How to Determine NMFC Freight Class

Updated: Jun 29, 2018

Understanding how LTL freight classes are assigned can save you time and money, and may even prevent future headaches. This quick, simple guide breaks down the process for you.


LTL freight pricing is regulated by the National Motor Freight Traffic Association (NMFTA). Any LTL cargo you ship will be assigned a National Motor Freight Classification (NMFC) class. The four main factors considered are density, handling, stow-ability, and liability.

  • Density: Weight of your cargo per cubic feet. Standardized and regulated by the Commodity Classifications and Standards Board (CCSB). Calculated by dividing weight in pounds by volume in cubic feet.

  • Handling: Cargo that is particularly fragile, heavy, hazardous, or of irregular size or shape can impact NMFC Class.
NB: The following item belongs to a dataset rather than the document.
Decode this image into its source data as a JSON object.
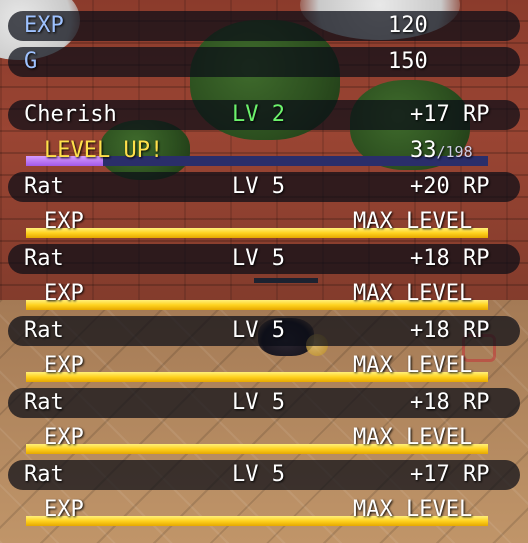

  • Stow-ability: Items that can't be stacked or stored with other items due to size, shape, or hazardous contents can impact NMFC Class.

  • Liability: Content with increased likelihood of theft or damage, i.e. if cargo is combustible or perishable, can impact NMFC Class.

There are 18 different freight classes. Which class your product fits under depends on its weight per cubic foot. In order from Cheapest to most expensive, they are:

  • Class 50 – Over 50 pounds per cubic foot

  • Class 55 – 35-50 pounds per cubic foot

  • Class 60 – 30-35 pounds per cubic foot

  • Class 65 – 22.5-30 pounds per cubic foot

  • Class 70 – 15 to 22.5 pounds per cubic foot

  • Class 77.5 – 13.5 to 15 pounds per cubic foot

  • Class 85 – 12-13.5 pounds per cubic foot

  • Class 92.5 – 10.5-12 pounds per cubic foot

  • Class 100 – 9-10.5 pounds per cubic foot

  • Class 110 – 8-9 pounds per cubic foot

  • Class 125 – 7-8 pounds per cubic foot

  • Class 150 – 6-7 pounds per cubic foot

  • Class 175 – 5-6 pounds per cubic foot

  • Class 200 – 4-5 pounds per cubic foot

  • Class 250 – 3-4 pounds per cubic foot

  • Class 300 – 2-3 pounds per cubic foot

  • Class 400 – 1-2 pounds per cubic foot

  • Class 500 – Less than 1 pound per cubic foot

Again, the lower the number, the cheaper the price per pound. So class 50, also known as clean freight, is cheapest per pound, while class 500, also known as low density/high value, is the most expensive.